虚荣心,这东西人人皆有,强弱之分罢了。
茶叶虽挣钱,然而,古往今来,靠卖东西发家致富的,有几人在史书上留下了姓名?
士农工商,这个地位排序就说明了一切。
书法就不一样了。
这玩意,它可以代代相传。
虽然金子也能传下去,可传来传去,谁还记得这块金子的来历?
一本优秀的字帖,却能令其在千年后依旧饮誉天下。
“刘馗不是那等只能守成的平庸之辈。”谢蕴又将一张花笺搁在竹笔的旁边:“一旦用过竹笔,他就会明白,竹笔取代毛笔成为日常书写工具,只是时间问题,而且,这个时间不会太久。”
竹制版的蘸水钢笔,没什么技术含量。
便是寻常百姓都能做出来。
只要她往外送上十支,不出一个月,高仿版必定遍地走。
“岁旦,送帖子请客最是频繁,一张用硬笔书法写成的花笺名帖,还是出自青羊刘氏家主之手,一生要强的大邺公卿,焉有不争相效仿的道理?”

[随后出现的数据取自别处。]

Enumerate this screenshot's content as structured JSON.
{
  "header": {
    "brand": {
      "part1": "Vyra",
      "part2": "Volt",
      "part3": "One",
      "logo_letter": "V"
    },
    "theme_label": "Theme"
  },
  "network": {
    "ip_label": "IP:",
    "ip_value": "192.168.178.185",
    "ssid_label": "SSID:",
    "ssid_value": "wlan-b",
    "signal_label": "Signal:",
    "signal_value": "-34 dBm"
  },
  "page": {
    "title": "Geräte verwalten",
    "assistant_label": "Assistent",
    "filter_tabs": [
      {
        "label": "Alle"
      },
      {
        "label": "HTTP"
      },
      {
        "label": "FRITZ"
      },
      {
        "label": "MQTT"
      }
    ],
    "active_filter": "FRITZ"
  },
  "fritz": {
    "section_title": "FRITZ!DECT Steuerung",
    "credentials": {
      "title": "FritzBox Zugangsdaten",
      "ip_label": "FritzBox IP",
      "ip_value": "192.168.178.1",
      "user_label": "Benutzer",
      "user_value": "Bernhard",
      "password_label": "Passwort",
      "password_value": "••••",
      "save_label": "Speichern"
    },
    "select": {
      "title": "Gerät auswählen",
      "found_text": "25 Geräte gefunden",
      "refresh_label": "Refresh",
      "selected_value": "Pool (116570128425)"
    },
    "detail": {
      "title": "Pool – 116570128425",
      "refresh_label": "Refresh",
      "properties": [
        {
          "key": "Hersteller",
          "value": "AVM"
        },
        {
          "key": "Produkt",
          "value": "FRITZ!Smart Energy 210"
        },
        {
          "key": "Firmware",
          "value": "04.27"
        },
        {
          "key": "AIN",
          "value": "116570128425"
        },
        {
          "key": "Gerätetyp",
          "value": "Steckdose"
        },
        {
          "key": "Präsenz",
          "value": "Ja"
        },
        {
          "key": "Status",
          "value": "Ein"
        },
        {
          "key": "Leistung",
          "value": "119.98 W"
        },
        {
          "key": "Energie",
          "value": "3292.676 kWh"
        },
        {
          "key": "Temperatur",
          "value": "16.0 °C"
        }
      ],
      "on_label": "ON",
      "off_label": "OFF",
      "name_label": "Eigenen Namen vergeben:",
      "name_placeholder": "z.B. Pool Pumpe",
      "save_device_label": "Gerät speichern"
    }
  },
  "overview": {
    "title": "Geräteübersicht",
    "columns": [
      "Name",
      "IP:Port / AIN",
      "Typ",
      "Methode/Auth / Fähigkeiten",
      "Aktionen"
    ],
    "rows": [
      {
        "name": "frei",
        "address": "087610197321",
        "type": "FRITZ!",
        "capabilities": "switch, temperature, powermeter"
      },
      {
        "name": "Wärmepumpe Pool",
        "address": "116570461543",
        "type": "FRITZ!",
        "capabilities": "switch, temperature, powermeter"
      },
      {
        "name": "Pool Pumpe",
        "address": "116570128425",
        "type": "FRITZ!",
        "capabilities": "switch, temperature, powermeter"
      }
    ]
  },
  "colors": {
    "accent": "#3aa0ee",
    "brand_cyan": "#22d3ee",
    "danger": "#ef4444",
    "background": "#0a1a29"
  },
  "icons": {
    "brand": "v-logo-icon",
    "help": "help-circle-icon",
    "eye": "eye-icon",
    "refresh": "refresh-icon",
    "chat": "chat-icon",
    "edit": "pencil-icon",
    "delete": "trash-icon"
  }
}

到时候,蘸水笔风靡整个上流圈子,刘馗硬笔书法第一人的名声稳了,她的花笺,何愁没有销路。
如果说她孝敬甄显十张花笺,是为预热。
那么,硬笔书法的出现,就是花笺面世的最佳时机。
“回头我再亲自写信送往青羊,向咱们刘大家求一幅‘劝学’的墨宝。”
江箬:“……你又准备做什么?”
谢蕴听到江主任这样问,就知道自己瞒不住了。
知女莫若母啊!
“也不做啥,就是在无佛寺前立块碑。”
江主任:“然后?”
谢蕴:( ̄︶ ̄)ψ
然后——
自然是将刘馗的墨宝刻在石碑上。
古今硬笔书法第一人的真迹,她岂能独藏,必须分享给平昌城所有百姓!
谢蕴跑来平昌城的意图,江箬一清二楚。
建寺庙是假,借此达到‘拥兵’是真。
当那张无佛寺设计图摆到她面前,江箬一眼就看出来,这是现代学校与部队营房相结合的建筑,为遮掩自立的野心,小谢郎君没忘在大门口画一尊潦草的加特林菩萨像。
谢蕴可以哄得刘选点头建此庙,来日她亦可寻了由头继续糊弄刘选,比如说自己寺庙建太大,得招一些本土青壮充当僧人撑场面。
一些,多么含糊的词汇。
十人是一些,百人是一些,千人亦是一些。
而谢蕴点名要刘馗写《劝学》,又将其刻在石碑上,多少有点司马昭之心了。
江箬道出自己的猜疑:“你想在平昌城扫盲?”
“现在说扫盲有些为时过早了。”某讨债鬼改成盘腿而坐:“不过是平昌城老幼在看过刘大家的书法后,心生向学之心。”
目不识丁的老百姓想跟风练硬笔书法,有错吗?
当然没错!
要怪,就怪刘家主写太好了!
盘踞在金字塔顶端的门阀世家,看到自制竹笔的泥腿子们,只会认为他们东施效颦、滑稽可笑,谁会舍了脸面去夺这些黔庶手中竹笔,勒令他们不准再学?
况且——
学会几个字又如何?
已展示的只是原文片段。